Esta narrativa busca legitimar la acción unilateral y contrarrestar las acusaciones de violación del derecho internacional. En el Consejo de Seguridad de la ONU, el embajador estadounidense Mike Waltz argumentó que la captura de Maduro fue una “operación policial contra un narcoterrorista”. Sostuvo que Maduro era el jefe de un grupo que inunda Estados Unidos con drogas y se beneficia de la “miseria”. Esta justificación se basa en la acusación formal del Departamento de Justicia de 2020, que señala a Maduro y a otros altos funcionarios de liderar el 'Cartel de los Soles', una red criminal que, según Washington, se alió con las FARC para traficar toneladas de cocaína.

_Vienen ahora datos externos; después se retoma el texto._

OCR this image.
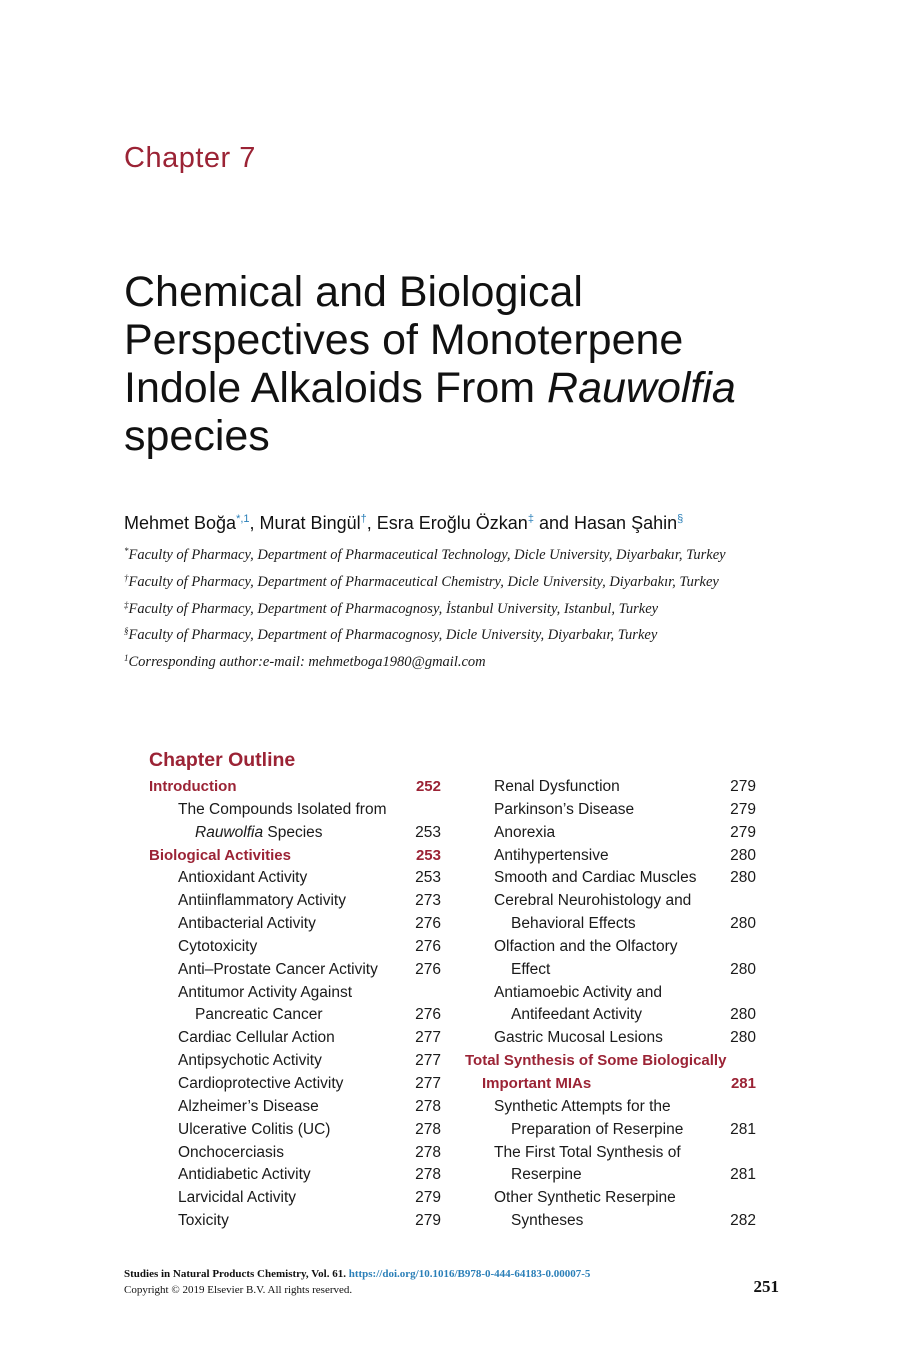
Chapter 7
Chemical and Biological
Perspectives of Monoterpene
Indole Alkaloids From Rauwolfia
species
Mehmet Boğa$^{*,1}$, Murat Bingül†, Esra Eroğlu Özkan‡ and Hasan Şahin§

*Faculty of Pharmacy, Department of Pharmaceutical Technology, Dicle University, Diyarbakır, Turkey

†Faculty of Pharmacy, Department of Pharmaceutical Chemistry, Dicle University, Diyarbakır, Turkey

‡Faculty of Pharmacy, Department of Pharmacognosy, İstanbul University, Istanbul, Turkey

§Faculty of Pharmacy, Department of Pharmacognosy, Dicle University, Diyarbakır, Turkey

$^1$Corresponding author:e-mail: mehmetboga1980@gmail.com

Chapter Outline
Introduction	252
The Compounds Isolated from
Rauwolfia Species	253
Biological Activities	253
Antioxidant Activity	253
Antiinflammatory Activity	273
Antibacterial Activity	276
Cytotoxicity	276
Anti–Prostate Cancer Activity 276
Antitumor Activity Against
Pancreatic Cancer	276
Cardiac Cellular Action	277
Antipsychotic Activity	277
Cardioprotective Activity	277
Alzheimer’s Disease	278
Ulcerative Colitis (UC)	278
Onchocerciasis	278
Antidiabetic Activity	278
Larvicidal Activity	279
Toxicity	279
Renal Dysfunction	279
Parkinson’s Disease	279
Anorexia	279
Antihypertensive	280
Smooth and Cardiac Muscles 280
Cerebral Neurohistology and
Behavioral Effects	280
Olfaction and the Olfactory
Effect	280
Antiamoebic Activity and
Antifeedant Activity	280
Gastric Mucosal Lesions	280
Total Synthesis of Some Biologically
Important MIAs	281
Synthetic Attempts for the
Preparation of Reserpine	281
The First Total Synthesis of
Reserpine	281
Other Synthetic Reserpine
Syntheses	282
Studies in Natural Products Chemistry, Vol. 61. https://doi.org/10.1016/B978-0-444-64183-0.00007-5
Copyright © 2019 Elsevier B.V. All rights reserved.	251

Waltz también subrayó un interés estratégico, declarando que Trump no permitiría que “las mayores reservas energéticas del mundo estén bajo el control de los adversarios de EE.
UU.”.
Esta doble justificación —lucha contra el narcotráfico y seguridad energética— ha sido la piedra angular del discurso oficial. A pesar de esta narrativa, la operación ha sido calificada de ilegal por expertos y múltiples países, ya que carecía de la autorización del Consejo de Seguridad y del consentimiento de Venezuela.
La administración ha insistido en que su objetivo no es ocupar el país, sino presionar para que se convoquen elecciones, aunque el propio Trump ha afirmado que EE.
UU. “manejará” el país hasta una transición segura.